La Cassazione statuisce, infatti, che “in tema di imposta di registro, per stabilire se un’abitazione sia di lusso e, quindi, sia esclusa dai benefici per l’acquisto della prima casa, occorre fare in ogni caso riferimento ai requisiti fissati dal D.M. Lavori pubblici 2 agosto 1969 (v. testualmente l’art. 1, 4 co., del t.u. n. 131/1986; e v. in tal senso Cass. sez. V sent. nn. 22279/2011, 13064/2006, 8600/2000)”, secondo il quale “sono da considerare di lusso le case composte di uno o più piani costituenti unico alloggio padronale aventi superficie utile complessiva superiore a mq. 200 (esclusi i balconi, le terrazze, le cantine, le soffitte, le scale e i posti macchina) e aventi come pertinenza un’area scoperta della superficie di oltre sei volte l’area coperta (art. 5)”.
Ebbene, “nel calcolo della superficie utile”, continua la Corte, “deve computarsi ogni volume a eccezione di quelli specificamente esclusi, ancorché privi del requisito dell’abitabilità o della regolarità edilizia”.
Infatti, conclude la Cassazione, “non è possibile aderire a una soluzione ermeneutica come quella in concreto sostenuta dai ricorrenti … trattandosi di soluzione volta ad ampliare la sfera operativa dell’agevolazione”, poiché “le previsioni relative ad agevolazioni o benefici in genere in materia fiscale sono di stretta interpretazione, tale da non poter indurre al riconoscimento di agevolazioni se non nelle ipotesi in cui con queste siano espressamente previste”.
Brevi osservazioni conclusive
Nel caso deciso dai giudici supremi, si conferma l’orientamento restrittivo in tema di agevolazioni fiscali.
Tale materia è caratterizzata dal principio di stretta interpretazione, attesa la natura di norme eccezionali in cui si configurano i benefici tributari in genere.
Facendo applicazione del principio descritto, secondo la Cassazione, la superficie di un bene immobile, al fine di qualificarlo fiscalmente come “di lusso” o meno, va calcolata alla luce della disciplina normativa di riferimento (principalmente dettata dal Dm 2 agosto 1969), senza che possa darsi rilievo a scomputi dal calcolo totale di aree non tassativamente previste.

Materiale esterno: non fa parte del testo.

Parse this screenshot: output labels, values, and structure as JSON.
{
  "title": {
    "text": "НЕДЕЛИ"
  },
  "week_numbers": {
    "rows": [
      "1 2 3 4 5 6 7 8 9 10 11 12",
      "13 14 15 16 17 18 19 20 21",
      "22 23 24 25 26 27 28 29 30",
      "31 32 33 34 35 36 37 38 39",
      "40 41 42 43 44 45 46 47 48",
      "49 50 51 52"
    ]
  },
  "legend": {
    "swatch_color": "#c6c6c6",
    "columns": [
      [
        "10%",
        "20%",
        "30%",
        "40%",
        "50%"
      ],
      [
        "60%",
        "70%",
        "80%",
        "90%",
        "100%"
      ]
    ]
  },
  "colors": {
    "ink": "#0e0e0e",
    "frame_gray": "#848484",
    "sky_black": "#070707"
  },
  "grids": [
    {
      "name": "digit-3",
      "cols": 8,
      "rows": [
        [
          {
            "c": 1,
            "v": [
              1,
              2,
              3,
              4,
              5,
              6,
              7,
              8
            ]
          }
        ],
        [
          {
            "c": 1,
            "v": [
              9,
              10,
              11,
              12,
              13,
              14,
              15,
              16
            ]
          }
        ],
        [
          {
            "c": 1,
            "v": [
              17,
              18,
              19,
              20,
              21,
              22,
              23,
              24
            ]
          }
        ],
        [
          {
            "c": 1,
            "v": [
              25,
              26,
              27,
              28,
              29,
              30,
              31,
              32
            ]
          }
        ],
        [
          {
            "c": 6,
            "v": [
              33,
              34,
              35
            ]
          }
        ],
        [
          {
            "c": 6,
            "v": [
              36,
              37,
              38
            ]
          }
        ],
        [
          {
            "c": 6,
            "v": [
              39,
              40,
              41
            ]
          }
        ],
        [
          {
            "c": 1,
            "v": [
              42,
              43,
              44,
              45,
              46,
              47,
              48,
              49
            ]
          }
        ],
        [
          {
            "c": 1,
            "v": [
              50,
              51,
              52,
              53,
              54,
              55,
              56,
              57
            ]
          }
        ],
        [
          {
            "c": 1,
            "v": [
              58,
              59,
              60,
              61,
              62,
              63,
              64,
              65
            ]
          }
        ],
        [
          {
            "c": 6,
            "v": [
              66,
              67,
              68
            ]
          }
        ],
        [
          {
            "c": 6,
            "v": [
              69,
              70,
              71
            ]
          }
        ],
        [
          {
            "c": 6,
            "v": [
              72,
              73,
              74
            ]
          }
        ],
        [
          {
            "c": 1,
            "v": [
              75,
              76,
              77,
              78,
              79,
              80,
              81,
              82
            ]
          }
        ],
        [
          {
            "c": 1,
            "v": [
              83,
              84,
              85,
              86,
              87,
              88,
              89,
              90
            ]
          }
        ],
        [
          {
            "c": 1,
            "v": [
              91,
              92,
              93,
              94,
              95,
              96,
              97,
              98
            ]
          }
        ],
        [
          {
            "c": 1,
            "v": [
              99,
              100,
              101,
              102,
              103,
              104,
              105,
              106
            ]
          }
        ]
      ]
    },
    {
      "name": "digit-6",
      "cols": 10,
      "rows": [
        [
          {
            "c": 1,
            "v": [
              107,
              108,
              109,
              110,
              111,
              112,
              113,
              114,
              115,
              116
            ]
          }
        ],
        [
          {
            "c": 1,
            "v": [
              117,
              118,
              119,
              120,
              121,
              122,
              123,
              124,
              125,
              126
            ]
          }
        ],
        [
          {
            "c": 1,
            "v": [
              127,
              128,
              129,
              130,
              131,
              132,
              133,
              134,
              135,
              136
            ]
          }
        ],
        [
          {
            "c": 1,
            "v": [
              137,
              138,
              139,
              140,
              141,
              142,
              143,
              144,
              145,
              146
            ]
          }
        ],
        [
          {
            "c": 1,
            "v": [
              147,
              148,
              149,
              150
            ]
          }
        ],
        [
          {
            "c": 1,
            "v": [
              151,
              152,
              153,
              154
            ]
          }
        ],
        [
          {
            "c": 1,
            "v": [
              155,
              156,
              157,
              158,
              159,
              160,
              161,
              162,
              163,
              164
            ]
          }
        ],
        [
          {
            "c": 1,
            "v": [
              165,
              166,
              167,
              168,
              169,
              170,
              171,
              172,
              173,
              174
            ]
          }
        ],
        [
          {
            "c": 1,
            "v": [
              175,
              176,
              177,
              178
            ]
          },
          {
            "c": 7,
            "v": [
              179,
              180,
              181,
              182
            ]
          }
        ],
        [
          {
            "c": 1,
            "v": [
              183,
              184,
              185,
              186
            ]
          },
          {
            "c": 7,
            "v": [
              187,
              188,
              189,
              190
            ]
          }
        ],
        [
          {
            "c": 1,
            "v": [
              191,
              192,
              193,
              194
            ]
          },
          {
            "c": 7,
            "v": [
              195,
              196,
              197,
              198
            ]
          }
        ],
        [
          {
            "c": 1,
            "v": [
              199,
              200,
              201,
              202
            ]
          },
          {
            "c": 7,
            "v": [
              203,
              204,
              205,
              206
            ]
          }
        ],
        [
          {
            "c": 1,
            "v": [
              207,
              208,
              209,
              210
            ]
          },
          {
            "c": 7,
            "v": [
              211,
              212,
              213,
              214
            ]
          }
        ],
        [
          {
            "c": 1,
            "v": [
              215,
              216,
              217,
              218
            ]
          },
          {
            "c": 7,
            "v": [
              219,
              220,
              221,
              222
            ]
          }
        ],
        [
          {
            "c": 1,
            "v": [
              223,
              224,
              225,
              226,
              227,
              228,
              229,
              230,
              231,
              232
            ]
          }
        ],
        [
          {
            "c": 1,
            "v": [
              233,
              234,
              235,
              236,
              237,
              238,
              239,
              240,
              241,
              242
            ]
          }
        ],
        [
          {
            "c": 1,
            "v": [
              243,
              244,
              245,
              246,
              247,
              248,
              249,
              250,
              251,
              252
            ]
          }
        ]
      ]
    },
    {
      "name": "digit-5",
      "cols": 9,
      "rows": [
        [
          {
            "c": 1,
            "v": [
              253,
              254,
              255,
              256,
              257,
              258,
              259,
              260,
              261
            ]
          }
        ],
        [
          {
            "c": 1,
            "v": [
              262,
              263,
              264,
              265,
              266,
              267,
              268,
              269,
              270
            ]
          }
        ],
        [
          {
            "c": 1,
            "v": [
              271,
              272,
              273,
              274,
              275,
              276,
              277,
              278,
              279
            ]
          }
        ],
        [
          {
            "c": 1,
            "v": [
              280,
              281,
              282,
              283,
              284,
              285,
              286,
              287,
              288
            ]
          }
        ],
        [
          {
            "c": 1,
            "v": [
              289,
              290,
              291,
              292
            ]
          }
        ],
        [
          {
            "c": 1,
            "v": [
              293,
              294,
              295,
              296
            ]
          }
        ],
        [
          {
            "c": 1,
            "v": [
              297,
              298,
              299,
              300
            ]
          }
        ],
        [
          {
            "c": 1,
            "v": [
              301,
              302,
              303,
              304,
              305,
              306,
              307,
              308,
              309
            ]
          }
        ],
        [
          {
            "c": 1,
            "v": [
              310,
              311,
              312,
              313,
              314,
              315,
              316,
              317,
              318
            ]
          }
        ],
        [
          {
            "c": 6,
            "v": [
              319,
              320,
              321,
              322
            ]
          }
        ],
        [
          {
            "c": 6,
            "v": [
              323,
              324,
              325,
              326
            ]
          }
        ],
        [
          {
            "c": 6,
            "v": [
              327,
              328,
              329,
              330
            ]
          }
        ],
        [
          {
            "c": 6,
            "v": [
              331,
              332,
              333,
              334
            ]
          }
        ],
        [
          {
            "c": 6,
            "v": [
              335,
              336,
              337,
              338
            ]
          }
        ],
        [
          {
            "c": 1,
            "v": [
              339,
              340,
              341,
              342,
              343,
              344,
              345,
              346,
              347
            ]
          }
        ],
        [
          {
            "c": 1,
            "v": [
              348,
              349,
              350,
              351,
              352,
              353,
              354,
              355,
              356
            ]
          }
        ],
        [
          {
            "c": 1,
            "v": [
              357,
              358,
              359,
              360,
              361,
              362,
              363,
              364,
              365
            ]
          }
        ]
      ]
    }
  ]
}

E le “superfici abusive”, oggetto di sanatoria, non sono comprese nell’elenco tassativo previsto nella norma, che richiama solamente “i balconi, le terrazze, le cantine, le soffitte, le scale e i posti macchina”.
Non vi è spazio, quindi, per interpretazioni estensive o sistematiche di alcun genere, pena la violazione del sistema delle agevolazioni, così come congegnato dal legislatore.